Joe and Jill Biden with Yoon Suk Yeol at a memorial site for Korean War veterans. Susan Walsh/AP
Yoon's state visit to the United States
Analysis: Attempts to rein in North Korea have failed
South Korean
President Yoon Suk Yeol is visiting the White House and Joe Biden today. During the visit, the US president is expected to renew his promise that US nuclear weapons will be deployed if North Korea were to carry out a nuclear attack.
The focus on deterrence can be seen as a remarkable admission that three decades of efforts to rein in Pyongyang's nuclear weapons program have failed, write the New York Times' David E Sanger and Choe Sang-Hun.
Yoon's visit is only the second state visit since Biden took office, and it may seem surprising that the newcomer is getting the honor.

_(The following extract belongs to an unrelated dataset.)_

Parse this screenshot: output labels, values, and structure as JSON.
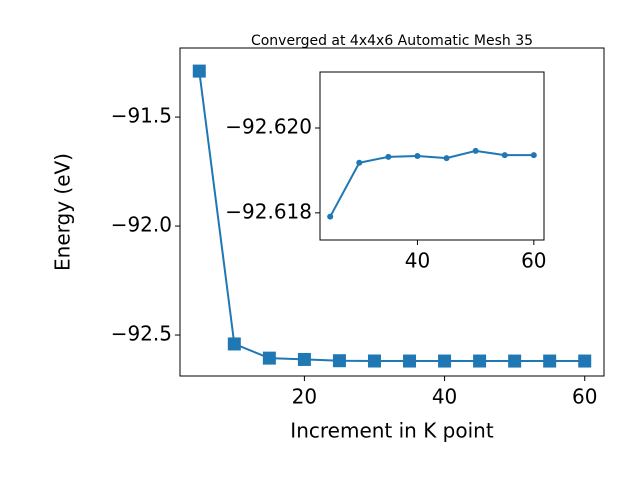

That's what Sung-Yoon Lee, professor of Korean studies at Tufts University in the USA, writes in The Conversation.
The explanation can be summed up in three words: Pyongyang, Beijing and Moscow.
The real purpose is to send a message of unity in the shadow of war and gunfire, he writes.
Marjorie Taylor Greene, Tucker Carlson and Donald Trump. Seth Wenig/AP
The lawsuits against Fox News
Cheers at the Pentagon after Tucker Carlson's Fox sortie
The news that Fox is getting rid of conservative profile Tucker Carlson has caused glee all the way up in the top echelons of the Pentagon, according to Politico's data.
- Thank God, says a source within the Ministry of Defence.
Another says the US is a "better country" when Carlson can no longer attack the military in front of hundreds of thousands of viewers every night.
Carlson himself comments on the information about open joy in the defense with a short text message:
"Have! I can imagine".
Politico writes that the tensions between the television profile and the Pentagon are nothing new. Carlson has repeatedly attracted attention by mocking the military leadership during Joe Biden's time in power.